Comment interpréter ces propos sur le cout du travail alors qu’en 2010, monsieur Varin avait quadruplé son salaire qui avait atteint le sommet de 3,25 millions d'euros ? Comment justifier un salaire de presque 200 fois le SMIC (hors avantages divers et primes !) avec de si mauvais résultats ? Comment demander à ses employer de partir lorsque lui, reste sans baisser fortement son salaire ?

Le gouvernement ne peut rien faire, mais comme c’est un gouvernement de gauche, il se doit de faire semblant, pourtant des indiscrétions indiquent que le gouvernement n’a pas l’intention (ni le pouvoir) de sauver Aulnay. C’est ainsi qu’une étude sera menée pendant quinze jours (sic !) par un expert mandaté par l'État…

Peut-on encore produire de petits modèles en France ?

Mais considérons maintenant un contrexemple de taille : Toyota investit 8 millions d’euros dans son usine de Valencienne en juin 2012. Pire, il sera produit des Yaris pour le marché américain. La raison : le cout de l’électricité au Japon, la fiscalité lourde et le cout du travail trop important dans son pays et un taux de change avantageux et stable. L’usine de 4200 personnes produit plus de 1000 véhicules par jour dont 90 % sont exportés. Cet exemple contredit de nombreux commentaires que nous lisons un peu partout : Le cout du travail n’est pas si élevé que cela en France. Il est avantageux de produire en France et d’exporter aux États-Unis. Il est possible de produire de petits véhicules de manière rentable en France. Enfin, la fiscalité française des entreprises n’est pas si lourde. Une question se pose : si Toyota réussit et y trouve son intérêt, pourquoi n’y arrivons-nous pas ? La réponse est surement complexe et passe par un défaut de management, de stratégie et par une gourmandise des actionnaires de PSA et Renault.

Le cas de Toyota n’est pas isolé, dans le même temps Daimler projette d'investir 200 millions d'euros dans son usine Smart d'Hambach en Moselle ! L’usine, construite en 1997, a reçu en 2012 un trophée pour sa « logistique particulièrement efficace » remis par le magazine L'Usine nouvelle.

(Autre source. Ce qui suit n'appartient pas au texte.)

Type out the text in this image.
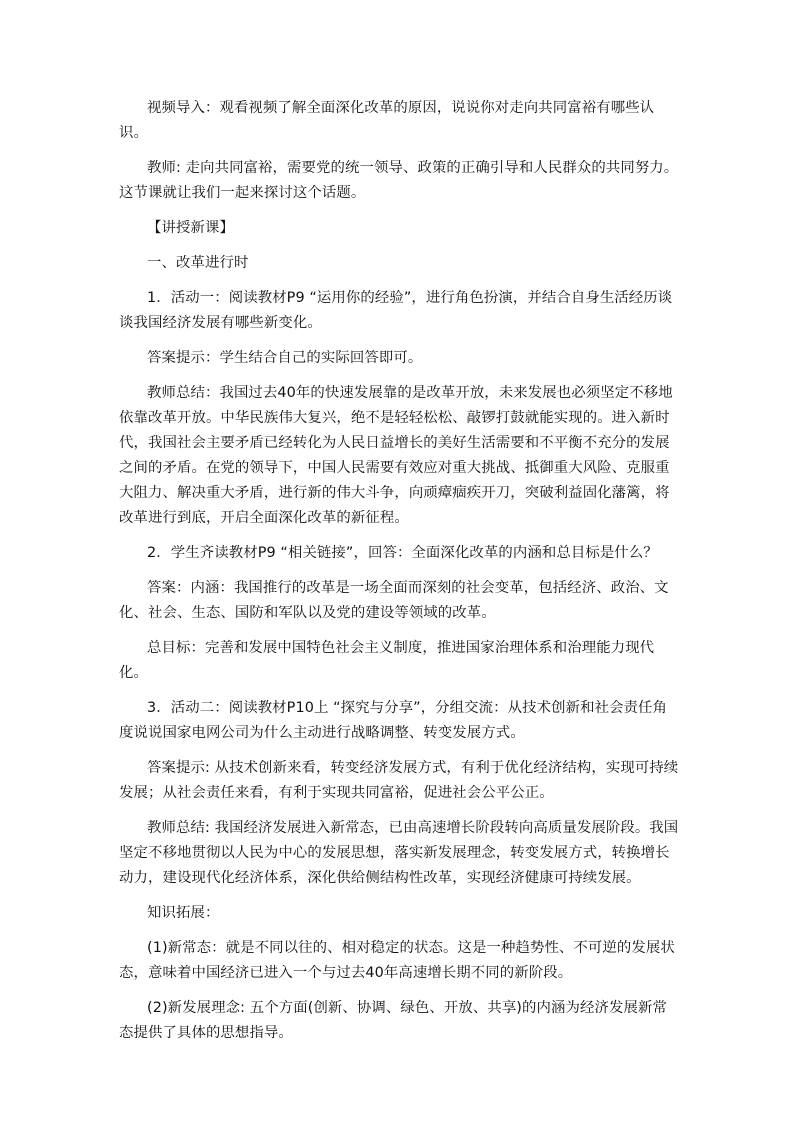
视频导入：观看视频了解全面深化改革的原因，说说你对走向共同富裕有哪些认识。

教师: 走向共同富裕，需要党的统一领导、政策的正确引导和人民群众的共同努力。这节课就让我们一起来探讨这个话题。

【讲授新课】

一、改革进行时

1．活动一：阅读教材P9 “运用你的经验”，进行角色扮演，并结合自身生活经历谈谈我国经济发展有哪些新变化。

答案提示：学生结合自己的实际回答即可。

教师总结：我国过去40年的快速发展靠的是改革开放，未来发展也必须坚定不移地依靠改革开放。中华民族伟大复兴，绝不是轻轻松松、敲锣打鼓就能实现的。进入新时代，我国社会主要矛盾已经转化为人民日益增长的美好生活需要和不平衡不充分的发展之间的矛盾。在党的领导下，中国人民需要有效应对重大挑战、抵御重大风险、克服重大阻力、解决重大矛盾，进行新的伟大斗争，向顽瘴痼疾开刀，突破利益固化藩篱，将改革进行到底，开启全面深化改革的新征程。

2．学生齐读教材P9 “相关链接”，回答：全面深化改革的内涵和总目标是什么？

答案：内涵：我国推行的改革是一场全面而深刻的社会变革，包括经济、政治、文化、社会、生态、国防和军队以及党的建设等领域的改革。

总目标：完善和发展中国特色社会主义制度，推进国家治理体系和治理能力现代化。

3．活动二：阅读教材P10上 “探究与分享”，分组交流：从技术创新和社会责任角度说说国家电网公司为什么主动进行战略调整、转变发展方式。

答案提示: 从技术创新来看，转变经济发展方式，有利于优化经济结构，实现可持续发展；从社会责任来看，有利于实现共同富裕，促进社会公平公正。

教师总结: 我国经济发展进入新常态，已由高速增长阶段转向高质量发展阶段。我国坚定不移地贯彻以人民为中心的发展思想，落实新发展理念，转变发展方式，转换增长动力，建设现代化经济体系，深化供给侧结构性改革，实现经济健康可持续发展。

知识拓展：

(1)新常态：就是不同以往的、相对稳定的状态。这是一种趋势性、不可逆的发展状态，意味着中国经济已进入一个与过去40年高速增长期不同的新阶段。

(2)新发展理念: 五个方面(创新、协调、绿色、开放、共享)的内涵为经济发展新常态提供了具体的思想指导。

Produire en France avec succès est possible, et il est également possible de produire de petits modèles.

Comment expliquer les échecs de PSA et Renault ?

Comme nous l’avons vu, les échecs français ne sont pas dus à un cout du travail trop important, ne sont pas expliqués complètement pas le positionnement moyen/bas de gamme des Français. La crise a fragilisé des entreprises françaises déjà fragilisées, mais n’est en aucun cas une cause racine. Le positionnement qualité inférieur aux constructeurs allemands n’est pas à notre avantage, mais n’explique rien. La tendance générale aux délocalisations que n’auraient pas su faire les Français n’en est pas non plus la cause. Alors que se passe-t-il ? L’explication est triste et simple : la France à un mauvais climat social avec un dialogue rompu entre le patronat et les syndicats, ces derniers sont trop peu représentatifs et ne sont pas, comme en Allemagne, des partenaires, mais des opposants. Le patronat français est « old-fashion », il privilégie trop la classe sociale et l’école plutôt que l’expérience et le mérite. Du cout il considère les relations sociales sont l’angle de la lutte des classes alors que la plupart des Français considèrent ses notions comme obsolètes. Trop franco-français, le patronat n’est pas capable d’attaquer avec succès les marchés étrangers. Leur incapacité à conduire une politique industrielle avec succès montre leur inaptitude.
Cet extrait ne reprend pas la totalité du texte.